Amazon has introduced a service create a personalized speech synthesis system

Amazon has launched a service of creation of systems of speech synthesis with the voice of a specific person on the basis of samples of his speech. Amazon offers to use the service brands that are associated with a particular person or way. For example, she created the KFC algorithm for speech synthesis Colonel Sanders.

Development of algorithms for sound synthesis, such as WaveNet, attracted to this region the attention of researchers and companies, with the result that in recent years there are many voice assistants and systems of speech synthesis, which developers can use in their applications. But almost always, the TTS system from one company can speak with one or at most a few votes, and they usually do not belong to famous people. There are exceptions, for example, the voice of John legend in Google Assistant, but in General, while major developers of voice assistants and systems of speech synthesis, until recently, did not allow to create an algorithm that talking voice of a particular person.

Amazon, which already provides application developers with a service Polly for speech synthesis in different languages and with different voices, launched in the framework of the service function of creating a custom voice. The service is available in the form of voice skills voice assistant, Alexa, and a separate API receive text and issuing a file with the audio recording, which can be used in any way.

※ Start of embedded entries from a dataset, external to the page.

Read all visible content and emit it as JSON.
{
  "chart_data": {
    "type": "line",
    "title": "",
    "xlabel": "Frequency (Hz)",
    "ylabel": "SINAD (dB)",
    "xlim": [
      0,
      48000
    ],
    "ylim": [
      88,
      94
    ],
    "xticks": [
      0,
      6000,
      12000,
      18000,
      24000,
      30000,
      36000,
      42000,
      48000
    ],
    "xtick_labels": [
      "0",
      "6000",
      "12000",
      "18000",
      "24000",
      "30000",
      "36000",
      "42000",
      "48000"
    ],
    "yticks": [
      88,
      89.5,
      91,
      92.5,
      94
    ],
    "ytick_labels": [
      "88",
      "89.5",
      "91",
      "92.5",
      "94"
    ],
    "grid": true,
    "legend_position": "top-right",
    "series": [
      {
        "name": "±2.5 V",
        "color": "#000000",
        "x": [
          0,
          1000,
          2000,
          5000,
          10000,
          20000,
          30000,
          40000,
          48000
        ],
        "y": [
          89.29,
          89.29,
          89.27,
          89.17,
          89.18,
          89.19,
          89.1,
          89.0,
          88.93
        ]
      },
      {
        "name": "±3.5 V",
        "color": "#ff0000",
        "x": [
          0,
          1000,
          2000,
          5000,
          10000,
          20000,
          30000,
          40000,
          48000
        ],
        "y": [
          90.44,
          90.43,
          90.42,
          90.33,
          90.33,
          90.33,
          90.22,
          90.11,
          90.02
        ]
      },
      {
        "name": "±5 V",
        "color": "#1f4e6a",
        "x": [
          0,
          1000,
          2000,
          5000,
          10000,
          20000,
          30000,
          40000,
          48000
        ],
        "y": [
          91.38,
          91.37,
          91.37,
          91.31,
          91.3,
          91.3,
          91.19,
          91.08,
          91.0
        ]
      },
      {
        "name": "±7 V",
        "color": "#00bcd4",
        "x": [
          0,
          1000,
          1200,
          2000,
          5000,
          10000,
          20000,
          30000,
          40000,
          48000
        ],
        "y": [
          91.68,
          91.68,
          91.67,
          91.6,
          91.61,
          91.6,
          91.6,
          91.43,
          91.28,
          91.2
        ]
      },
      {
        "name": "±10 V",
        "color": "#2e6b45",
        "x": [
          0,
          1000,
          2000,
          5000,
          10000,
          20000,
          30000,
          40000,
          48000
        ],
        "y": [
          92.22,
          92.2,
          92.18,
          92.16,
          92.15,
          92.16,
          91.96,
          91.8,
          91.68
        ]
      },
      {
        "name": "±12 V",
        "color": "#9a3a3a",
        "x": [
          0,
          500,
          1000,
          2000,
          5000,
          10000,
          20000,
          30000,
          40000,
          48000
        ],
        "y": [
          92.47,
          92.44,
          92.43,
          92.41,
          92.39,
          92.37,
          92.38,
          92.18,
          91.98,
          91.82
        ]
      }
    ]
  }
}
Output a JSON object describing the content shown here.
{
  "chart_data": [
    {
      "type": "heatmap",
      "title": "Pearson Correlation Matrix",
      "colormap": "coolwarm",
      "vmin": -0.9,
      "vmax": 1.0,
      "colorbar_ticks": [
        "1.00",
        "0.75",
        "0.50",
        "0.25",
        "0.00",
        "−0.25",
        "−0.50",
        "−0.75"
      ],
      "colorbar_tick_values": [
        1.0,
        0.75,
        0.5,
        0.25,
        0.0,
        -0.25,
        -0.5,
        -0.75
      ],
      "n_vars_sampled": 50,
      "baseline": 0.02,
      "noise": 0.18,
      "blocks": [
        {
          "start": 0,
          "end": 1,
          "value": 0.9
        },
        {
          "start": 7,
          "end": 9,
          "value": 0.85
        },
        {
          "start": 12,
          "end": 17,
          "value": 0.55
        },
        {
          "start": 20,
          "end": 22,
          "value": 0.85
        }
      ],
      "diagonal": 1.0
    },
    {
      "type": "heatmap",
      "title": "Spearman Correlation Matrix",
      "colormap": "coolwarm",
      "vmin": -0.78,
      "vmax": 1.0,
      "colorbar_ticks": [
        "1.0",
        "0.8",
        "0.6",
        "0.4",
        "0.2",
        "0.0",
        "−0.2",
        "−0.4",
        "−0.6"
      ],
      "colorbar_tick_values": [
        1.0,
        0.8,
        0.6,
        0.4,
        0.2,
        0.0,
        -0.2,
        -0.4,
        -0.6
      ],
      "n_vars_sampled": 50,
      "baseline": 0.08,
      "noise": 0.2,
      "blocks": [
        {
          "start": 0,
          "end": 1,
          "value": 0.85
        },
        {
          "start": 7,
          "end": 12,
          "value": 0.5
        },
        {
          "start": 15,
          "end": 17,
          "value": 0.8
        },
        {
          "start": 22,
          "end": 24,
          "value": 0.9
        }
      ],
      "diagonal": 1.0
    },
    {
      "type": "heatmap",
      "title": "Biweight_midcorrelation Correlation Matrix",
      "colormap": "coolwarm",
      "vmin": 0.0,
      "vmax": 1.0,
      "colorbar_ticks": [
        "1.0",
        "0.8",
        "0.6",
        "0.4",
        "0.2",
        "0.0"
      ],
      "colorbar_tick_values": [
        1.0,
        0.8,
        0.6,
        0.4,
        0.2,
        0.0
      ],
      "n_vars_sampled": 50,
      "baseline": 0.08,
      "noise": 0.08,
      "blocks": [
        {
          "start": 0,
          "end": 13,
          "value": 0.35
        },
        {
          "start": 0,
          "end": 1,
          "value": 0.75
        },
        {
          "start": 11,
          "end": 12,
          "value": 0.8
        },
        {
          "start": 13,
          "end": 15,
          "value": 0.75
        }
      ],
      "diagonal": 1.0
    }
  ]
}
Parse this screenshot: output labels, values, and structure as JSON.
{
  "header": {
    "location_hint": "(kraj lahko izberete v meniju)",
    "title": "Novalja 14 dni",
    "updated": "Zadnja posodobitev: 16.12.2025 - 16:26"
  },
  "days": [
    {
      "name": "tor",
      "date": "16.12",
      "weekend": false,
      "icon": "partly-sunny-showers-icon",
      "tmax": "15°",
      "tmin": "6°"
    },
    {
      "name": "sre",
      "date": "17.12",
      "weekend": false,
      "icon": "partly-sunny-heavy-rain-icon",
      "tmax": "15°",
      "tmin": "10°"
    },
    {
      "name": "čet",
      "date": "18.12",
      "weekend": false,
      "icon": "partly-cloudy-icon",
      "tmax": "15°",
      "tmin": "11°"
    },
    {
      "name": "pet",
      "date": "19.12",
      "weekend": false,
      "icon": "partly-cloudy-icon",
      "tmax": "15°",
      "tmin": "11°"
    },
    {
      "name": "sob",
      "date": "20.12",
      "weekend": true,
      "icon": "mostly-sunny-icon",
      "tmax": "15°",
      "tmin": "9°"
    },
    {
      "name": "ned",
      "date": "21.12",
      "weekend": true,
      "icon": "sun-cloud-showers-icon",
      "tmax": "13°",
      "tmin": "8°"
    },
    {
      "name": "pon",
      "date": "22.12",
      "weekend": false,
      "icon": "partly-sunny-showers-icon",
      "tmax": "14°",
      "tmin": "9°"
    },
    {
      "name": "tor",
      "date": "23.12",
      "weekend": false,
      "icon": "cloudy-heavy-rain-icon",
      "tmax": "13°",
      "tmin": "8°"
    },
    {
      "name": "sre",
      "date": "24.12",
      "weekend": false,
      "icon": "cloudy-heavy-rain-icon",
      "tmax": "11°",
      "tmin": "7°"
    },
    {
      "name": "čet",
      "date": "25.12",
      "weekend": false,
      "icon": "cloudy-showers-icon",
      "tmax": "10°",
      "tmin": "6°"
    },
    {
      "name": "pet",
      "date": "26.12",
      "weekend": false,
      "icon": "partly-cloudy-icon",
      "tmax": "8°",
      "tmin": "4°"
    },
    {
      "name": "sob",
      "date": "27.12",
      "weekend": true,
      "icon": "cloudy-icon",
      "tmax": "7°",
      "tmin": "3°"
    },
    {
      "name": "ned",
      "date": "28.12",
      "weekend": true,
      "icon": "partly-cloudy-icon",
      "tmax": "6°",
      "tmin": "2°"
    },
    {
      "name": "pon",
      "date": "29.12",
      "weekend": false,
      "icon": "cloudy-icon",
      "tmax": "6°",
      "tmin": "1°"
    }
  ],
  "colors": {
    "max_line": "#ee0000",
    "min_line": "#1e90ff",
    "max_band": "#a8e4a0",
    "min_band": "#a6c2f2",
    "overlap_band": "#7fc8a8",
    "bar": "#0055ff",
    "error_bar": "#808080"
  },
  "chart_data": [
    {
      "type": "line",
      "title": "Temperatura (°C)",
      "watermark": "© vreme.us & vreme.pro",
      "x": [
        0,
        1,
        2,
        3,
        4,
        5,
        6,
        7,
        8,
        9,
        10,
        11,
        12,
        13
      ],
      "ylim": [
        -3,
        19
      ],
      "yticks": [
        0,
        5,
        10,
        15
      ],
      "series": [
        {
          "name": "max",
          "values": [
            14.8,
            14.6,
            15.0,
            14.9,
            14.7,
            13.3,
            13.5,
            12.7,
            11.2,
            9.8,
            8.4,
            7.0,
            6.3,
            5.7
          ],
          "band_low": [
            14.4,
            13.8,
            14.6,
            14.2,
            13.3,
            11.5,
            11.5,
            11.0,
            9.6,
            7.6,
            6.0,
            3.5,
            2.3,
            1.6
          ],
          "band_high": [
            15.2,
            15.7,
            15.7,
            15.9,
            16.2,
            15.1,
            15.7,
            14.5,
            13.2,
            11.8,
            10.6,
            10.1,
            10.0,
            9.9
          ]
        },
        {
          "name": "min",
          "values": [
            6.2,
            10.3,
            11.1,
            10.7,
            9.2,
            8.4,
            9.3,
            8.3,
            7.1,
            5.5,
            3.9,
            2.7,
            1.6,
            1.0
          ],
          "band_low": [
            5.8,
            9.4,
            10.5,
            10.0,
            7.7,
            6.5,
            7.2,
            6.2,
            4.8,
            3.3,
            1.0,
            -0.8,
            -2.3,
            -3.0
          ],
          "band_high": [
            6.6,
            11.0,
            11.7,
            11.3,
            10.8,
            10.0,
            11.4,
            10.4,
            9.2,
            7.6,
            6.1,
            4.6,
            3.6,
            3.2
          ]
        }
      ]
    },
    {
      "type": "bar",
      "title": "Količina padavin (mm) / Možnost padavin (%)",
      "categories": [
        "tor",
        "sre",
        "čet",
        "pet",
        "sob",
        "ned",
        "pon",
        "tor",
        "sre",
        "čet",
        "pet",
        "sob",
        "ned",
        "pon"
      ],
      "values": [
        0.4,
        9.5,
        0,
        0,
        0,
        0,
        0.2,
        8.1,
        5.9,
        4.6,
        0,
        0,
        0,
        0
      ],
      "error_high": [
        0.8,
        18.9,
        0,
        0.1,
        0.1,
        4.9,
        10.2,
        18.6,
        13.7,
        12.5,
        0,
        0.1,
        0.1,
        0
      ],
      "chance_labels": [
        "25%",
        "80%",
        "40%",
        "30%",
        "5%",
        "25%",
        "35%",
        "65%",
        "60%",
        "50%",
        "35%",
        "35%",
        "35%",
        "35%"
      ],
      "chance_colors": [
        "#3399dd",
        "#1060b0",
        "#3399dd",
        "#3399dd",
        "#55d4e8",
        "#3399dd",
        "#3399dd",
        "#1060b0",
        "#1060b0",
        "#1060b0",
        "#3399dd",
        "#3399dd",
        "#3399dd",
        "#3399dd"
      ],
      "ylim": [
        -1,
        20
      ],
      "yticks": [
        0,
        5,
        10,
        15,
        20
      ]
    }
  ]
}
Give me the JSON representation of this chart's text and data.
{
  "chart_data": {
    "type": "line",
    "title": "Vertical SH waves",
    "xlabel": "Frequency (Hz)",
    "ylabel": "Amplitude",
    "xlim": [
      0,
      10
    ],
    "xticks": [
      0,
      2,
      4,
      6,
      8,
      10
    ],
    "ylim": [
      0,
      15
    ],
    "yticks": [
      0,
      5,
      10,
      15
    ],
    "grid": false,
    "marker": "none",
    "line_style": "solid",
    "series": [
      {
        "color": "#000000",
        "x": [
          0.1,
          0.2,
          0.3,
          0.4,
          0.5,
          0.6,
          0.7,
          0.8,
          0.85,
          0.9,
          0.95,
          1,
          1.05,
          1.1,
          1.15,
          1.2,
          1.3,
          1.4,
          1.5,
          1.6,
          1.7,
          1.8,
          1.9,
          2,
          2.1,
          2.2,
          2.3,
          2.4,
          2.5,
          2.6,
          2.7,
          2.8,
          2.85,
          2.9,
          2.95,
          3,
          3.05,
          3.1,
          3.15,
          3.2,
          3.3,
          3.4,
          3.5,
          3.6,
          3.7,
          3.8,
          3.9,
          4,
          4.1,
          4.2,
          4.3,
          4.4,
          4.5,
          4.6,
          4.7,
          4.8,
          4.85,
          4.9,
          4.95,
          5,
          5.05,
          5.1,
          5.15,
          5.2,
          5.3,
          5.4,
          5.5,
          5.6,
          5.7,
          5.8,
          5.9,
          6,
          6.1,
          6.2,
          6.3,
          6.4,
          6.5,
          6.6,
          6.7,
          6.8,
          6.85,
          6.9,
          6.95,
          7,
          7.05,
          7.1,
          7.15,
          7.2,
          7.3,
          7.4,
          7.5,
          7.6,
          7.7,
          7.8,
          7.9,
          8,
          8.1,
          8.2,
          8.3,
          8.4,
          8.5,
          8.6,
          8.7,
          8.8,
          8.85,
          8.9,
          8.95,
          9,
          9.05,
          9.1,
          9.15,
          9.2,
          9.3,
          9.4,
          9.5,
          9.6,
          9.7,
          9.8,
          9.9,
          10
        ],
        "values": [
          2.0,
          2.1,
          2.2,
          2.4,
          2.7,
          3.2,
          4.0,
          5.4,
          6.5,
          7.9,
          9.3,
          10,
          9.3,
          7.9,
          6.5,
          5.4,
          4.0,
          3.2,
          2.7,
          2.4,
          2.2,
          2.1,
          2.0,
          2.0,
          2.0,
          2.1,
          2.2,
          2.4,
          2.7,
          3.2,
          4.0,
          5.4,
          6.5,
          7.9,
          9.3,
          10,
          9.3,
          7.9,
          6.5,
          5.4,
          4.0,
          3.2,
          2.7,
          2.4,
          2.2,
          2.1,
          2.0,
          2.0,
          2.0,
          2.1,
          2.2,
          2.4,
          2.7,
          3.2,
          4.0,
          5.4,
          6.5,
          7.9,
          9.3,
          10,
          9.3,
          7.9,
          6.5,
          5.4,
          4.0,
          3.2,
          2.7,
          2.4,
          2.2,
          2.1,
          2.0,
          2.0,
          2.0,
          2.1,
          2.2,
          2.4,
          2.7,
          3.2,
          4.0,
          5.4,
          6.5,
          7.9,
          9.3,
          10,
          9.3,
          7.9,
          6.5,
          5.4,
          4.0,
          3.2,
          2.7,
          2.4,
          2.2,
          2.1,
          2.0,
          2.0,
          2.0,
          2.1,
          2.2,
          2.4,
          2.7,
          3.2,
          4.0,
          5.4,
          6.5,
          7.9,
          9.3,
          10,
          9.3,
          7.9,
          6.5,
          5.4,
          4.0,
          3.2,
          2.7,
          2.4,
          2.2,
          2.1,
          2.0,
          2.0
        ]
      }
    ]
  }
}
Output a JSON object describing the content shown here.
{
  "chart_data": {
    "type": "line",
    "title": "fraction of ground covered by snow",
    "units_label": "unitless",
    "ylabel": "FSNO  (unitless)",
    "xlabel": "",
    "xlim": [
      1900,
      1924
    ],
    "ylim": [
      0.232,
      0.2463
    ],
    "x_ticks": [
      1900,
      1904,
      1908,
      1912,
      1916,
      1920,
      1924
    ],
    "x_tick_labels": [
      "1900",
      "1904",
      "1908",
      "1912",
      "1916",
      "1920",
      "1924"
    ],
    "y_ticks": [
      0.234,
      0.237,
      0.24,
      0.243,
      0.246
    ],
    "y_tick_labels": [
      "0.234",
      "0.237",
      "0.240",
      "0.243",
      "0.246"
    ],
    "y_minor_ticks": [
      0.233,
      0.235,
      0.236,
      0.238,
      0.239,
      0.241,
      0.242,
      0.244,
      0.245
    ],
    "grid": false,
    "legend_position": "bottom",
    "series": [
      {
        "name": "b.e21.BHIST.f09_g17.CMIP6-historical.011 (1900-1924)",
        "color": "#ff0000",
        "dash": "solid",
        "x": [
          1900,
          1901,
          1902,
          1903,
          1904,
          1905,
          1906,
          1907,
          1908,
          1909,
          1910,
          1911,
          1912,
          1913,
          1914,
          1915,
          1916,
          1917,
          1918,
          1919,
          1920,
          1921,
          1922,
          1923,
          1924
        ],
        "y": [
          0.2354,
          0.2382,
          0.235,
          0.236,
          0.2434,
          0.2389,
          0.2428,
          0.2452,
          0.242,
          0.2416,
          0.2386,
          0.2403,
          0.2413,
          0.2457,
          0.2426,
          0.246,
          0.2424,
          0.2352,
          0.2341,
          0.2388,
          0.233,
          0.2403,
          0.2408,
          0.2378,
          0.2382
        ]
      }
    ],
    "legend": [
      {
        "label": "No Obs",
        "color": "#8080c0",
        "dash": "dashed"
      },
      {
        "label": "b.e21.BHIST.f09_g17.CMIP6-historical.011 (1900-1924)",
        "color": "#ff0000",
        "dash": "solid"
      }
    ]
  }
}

Primarily it is aimed at companies that want to use their services well-known voice representative of the brand. As an example, Amazon showed the result of working with KFC, which for its canadian branch created voice model of the symbol of the company of Colonel Sanders:

There has to be audio, but something went wrong.

The company did not disclose the cost and the details of the operation of the service, but, probably, it is based on the algorithm described in the article, employees of Amazon in 2019. The algorithm takes the data of a particular person and adds them to the generalized neural network model trained on other data. As a result, training the model requires much fewer samples of speech than other approaches, but the quality of the synthesis is high.

While one of the most realistic and large-scale systems used for speech synthesis remains Google Duplex. This function works in the US and New Zealand, and allows you to book a table at the restaurant or take another action, asking Google Assistant. After this, the algorithm automatically finds the right information, including phone call and inform the user about the result. The system was so realistic. after launching Google had to teach her in the beginning of the call to clarify that geworfenheit, and not man.

Leave a Reply

Your email address will not be published.